The predominant emotions evident during discussions of job functioning were fear and guilt. Most participants expressed apprehension about the possibility of losing their jobs if they missed work because of their migraines. Those who went home with a migraine reported lost pay or fewer vacation or personal days to enjoy when feeling well. Thus, participants reported often trying to “just keep going” in spite of the headaches. These efforts contributed to lost productivity, feelings of guilt for not carrying a fair share of the workload, and, in some cases, decreased pay because of failure to meet job quotas.

Effect on relationships

Participants’ comments suggest that others’ reactions to migraines are associated with shame, anger, and frustration. Most participants verbalized an unwillingness to tell others when they were experiencing a migraine, reporting that people were unsympathetic. The consensus was that most people dismissed migraines as insignificant and “think you’re embellishing it.”

Issues related to physician care

Some group members were happy with the medical care they received. Identified as important behaviors were a physician’s willingness to consider alternative treatments, to “sit down and listen,” and to “pull out a book and look it up.” However, significant frustration related to medical care was evident as well (Table 2). The most emotionally laden issue in this category was the feeling of being “dismissed” by physicians who did not appear to take complaints of headache pain seriously. Some participants reported that they had endured years of frequent migraines since allegedly being told to “live with it” by a physician.

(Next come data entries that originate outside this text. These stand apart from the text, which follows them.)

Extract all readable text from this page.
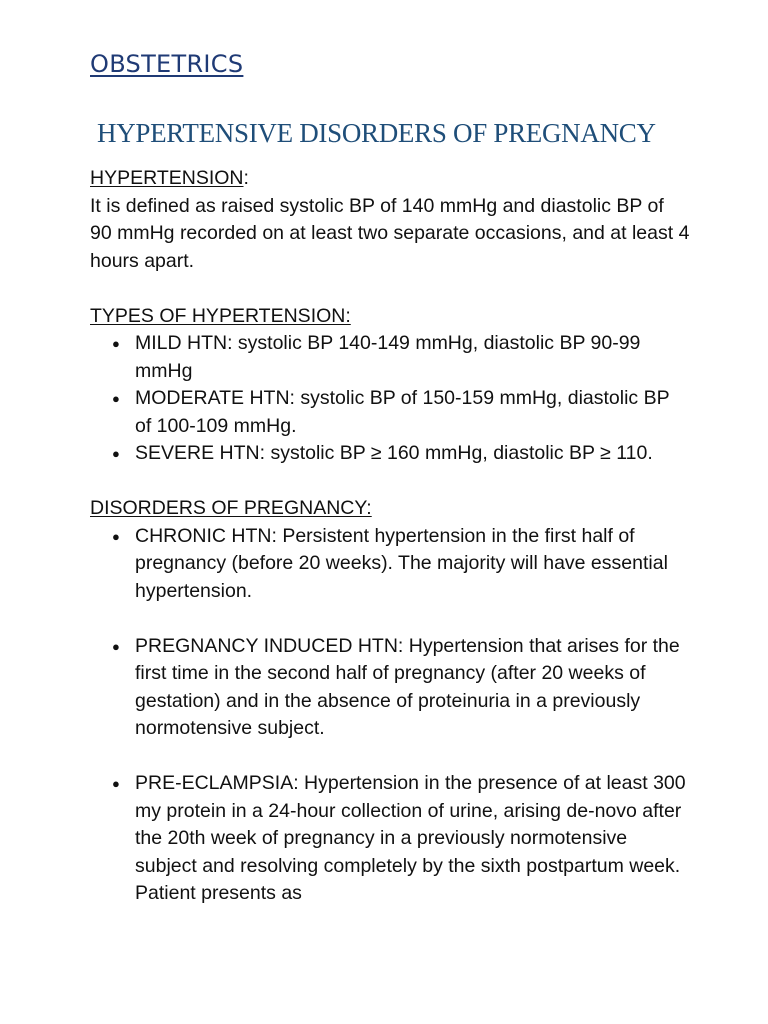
OBSTETRICS
HYPERTENSIVE DISORDERS OF PREGNANCY

HYPERTENSION:

It is defined as raised systolic BP of 140 mmHg and diastolic BP of 90 mmHg recorded on at least two separate occasions, and at least 4 hours apart.

TYPES OF HYPERTENSION:

● MILD HTN: systolic BP 140-149 mmHg, diastolic BP 90-99 mmHg
● MODERATE HTN: systolic BP of 150-159 mmHg, diastolic BP of 100-109 mmHg.
● SEVERE HTN: systolic BP ≥ 160 mmHg, diastolic BP ≥ 110.

DISORDERS OF PREGNANCY:

● CHRONIC HTN: Persistent hypertension in the first half of pregnancy (before 20 weeks). The majority will have essential hypertension.
● PREGNANCY INDUCED HTN: Hypertension that arises for the first time in the second half of pregnancy (after 20 weeks of gestation) and in the absence of proteinuria in a previously normotensive subject.
● PRE-ECLAMPSIA: Hypertension in the presence of at least 300 my protein in a 24-hour collection of urine, arising de-novo after the 20th week of pregnancy in a previously normotensive subject and resolving completely by the sixth postpartum week.
Patient presents as
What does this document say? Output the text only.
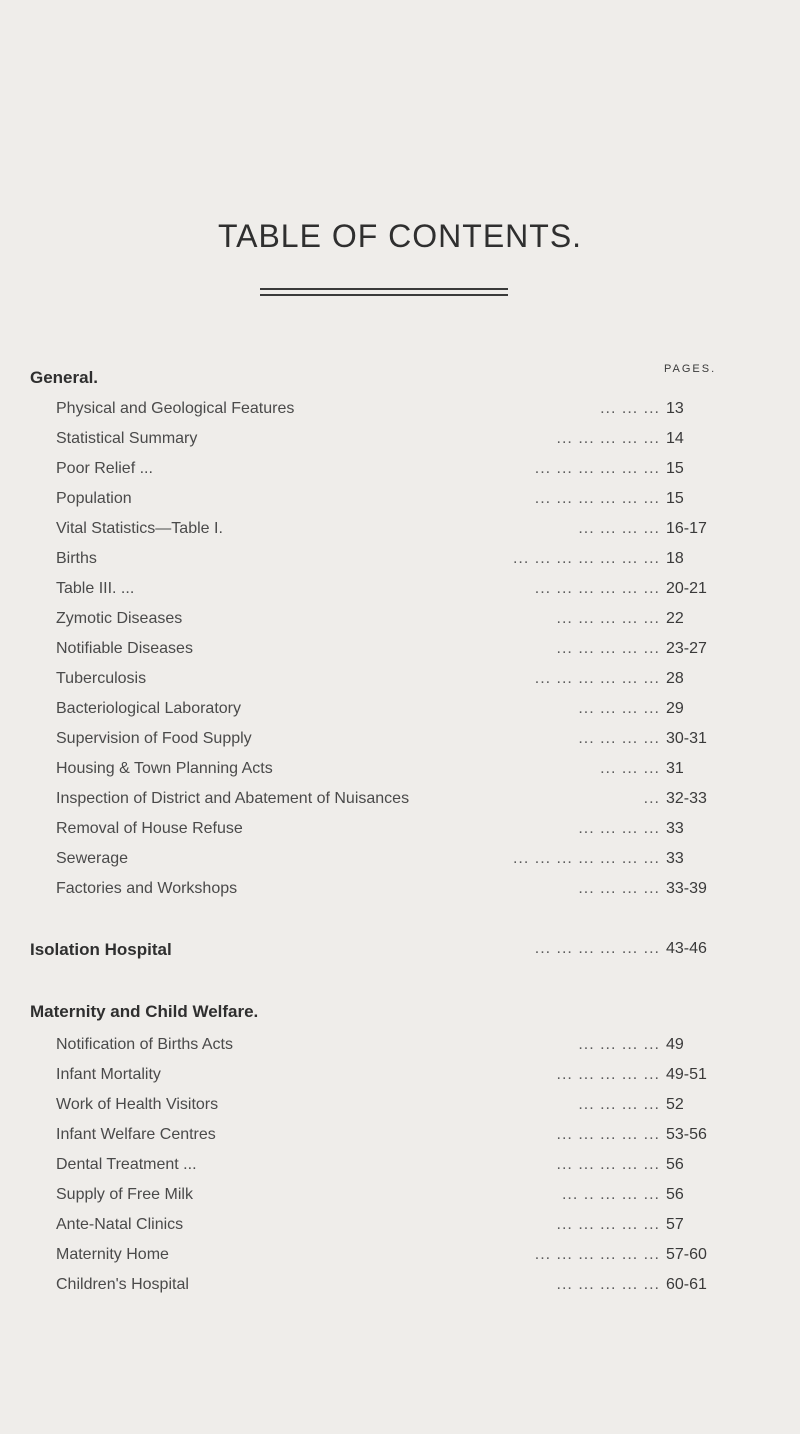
TABLE OF CONTENTS.
PAGES.
General.
Physical and Geological Features	... ... ... 13
Statistical Summary	... ... ... ... ... 14
Poor Relief ...	... ... ... ... ... ... 15
Population	... ... ... ... ... ... 15
Vital Statistics—Table I.	... ... ... ... 16-17
Births	... ... ... ... ... ... ... 18
Table III. ...	... ... ... ... ... ... 20-21
Zymotic Diseases	... ... ... ... ... 22
Notifiable Diseases	... ... ... ... ... 23-27
Tuberculosis	... ... ... ... ... ... 28
Bacteriological Laboratory	... ... ... ... 29
Supervision of Food Supply	... ... ... ... 30-31
Housing & Town Planning Acts	... ... ... 31
Inspection of District and Abatement of Nuisances	... 32-33
Removal of House Refuse	... ... ... ... 33
Sewerage	... ... ... ... ... ... ... 33
Factories and Workshops	... ... ... ... 33-39
Isolation Hospital	... ... ... ... ... ... 43-46
Maternity and Child Welfare.
Notification of Births Acts	... ... ... ... 49
Infant Mortality	... ... ... ... ... 49-51
Work of Health Visitors	... ... ... ... 52
Infant Welfare Centres	... ... ... ... ... 53-56
Dental Treatment ...	... ... ... ... ... 56
Supply of Free Milk	... .. ... ... ... 56
Ante-Natal Clinics	... ... ... ... ... 57
Maternity Home	... ... ... ... ... ... 57-60
Children's Hospital	... ... ... ... ... 60-61
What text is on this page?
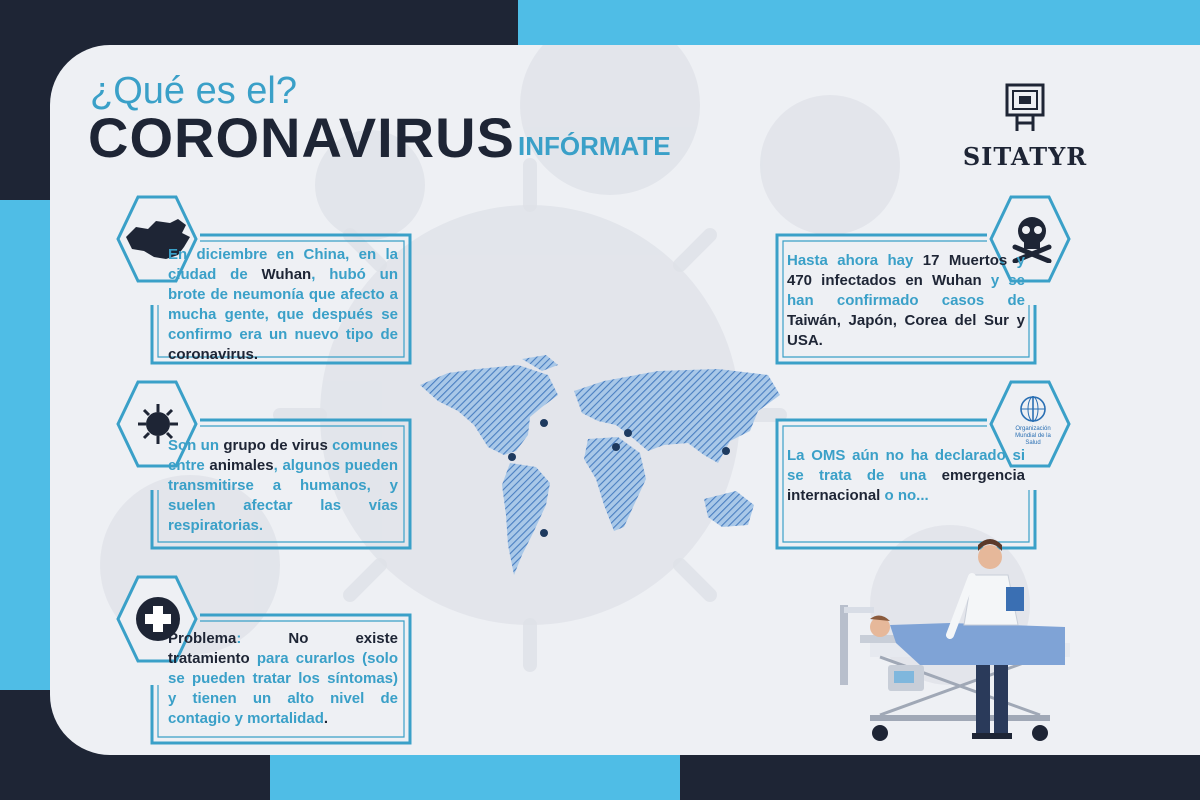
¿Qué es el?
CORONAVIRUS INFÓRMATE	SITATYR
En diciembre en China, en la ciudad de Wuhan, hubó un brote de neumonía que afecto a mucha gente, que después se confirmo era un nuevo tipo de coronavirus.
Son un grupo de virus comunes entre animales, algunos pueden transmitirse a humanos, y suelen afectar las vías respiratorias.
Problema: No existe tratamiento para curarlos (solo se pueden tratar los síntomas) y tienen un alto nivel de contagio y mortalidad.
Hasta ahora hay 17 Muertos y 470 infectados en Wuhan y se han confirmado casos de Taiwán, Japón, Corea del Sur y USA.
Organización Mundial de la Salud
La OMS aún no ha declarado si se trata de una emergencia internacional o no...
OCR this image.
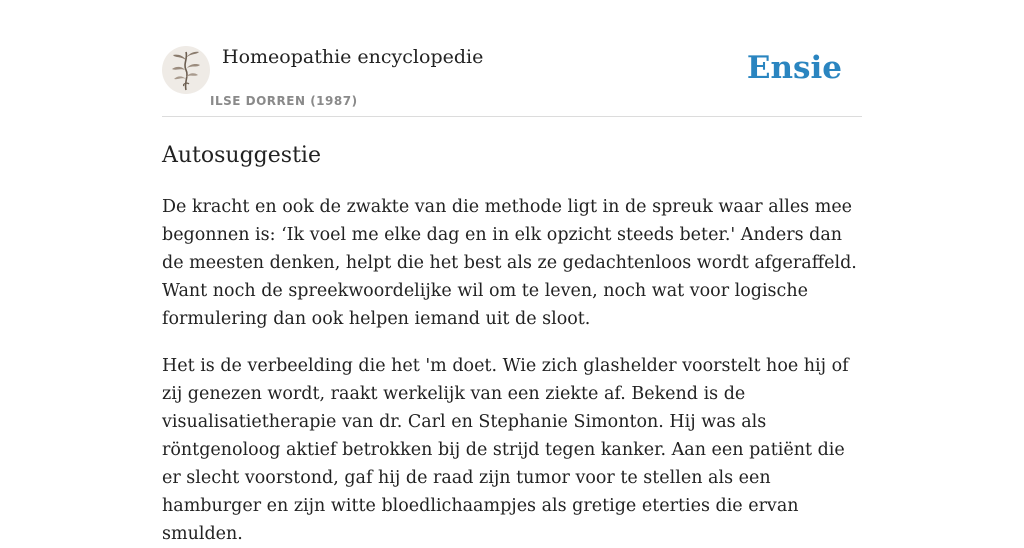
Homeopathie encyclopedie
ILSE DORREN (1987)
Ensie
Autosuggestie

De kracht en ook de zwakte van die methode ligt in de spreuk waar alles mee begonnen is: ‘Ik voel me elke dag en in elk opzicht steeds beter.' Anders dan de meesten denken, helpt die het best als ze gedachtenloos wordt afgeraffeld. Want noch de spreekwoordelijke wil om te leven, noch wat voor logische formulering dan ook helpen iemand uit de sloot.

Het is de verbeelding die het 'm doet. Wie zich glashelder voorstelt hoe hij of zij genezen wordt, raakt werkelijk van een ziekte af. Bekend is de visualisatietherapie van dr. Carl en Stephanie Simonton. Hij was als röntgenoloog aktief betrokken bij de strijd tegen kanker. Aan een patiënt die er slecht voorstond, gaf hij de raad zijn tumor voor te stellen als een hamburger en zijn witte bloedlichaampjes als gretige eterties die ervan smulden.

The majority of group members perceived that they had to take responsibility for researching new treatment options, including medications and alternative therapies, and to take suggestions to their physicians. Some, especially women considering pregnancy, were dissatisfied with a perceived emphasis on drug therapy. Many participants were concerned about possible long-term complications from taking potent medications and believed that their health care providers addressed their concerns inadequately.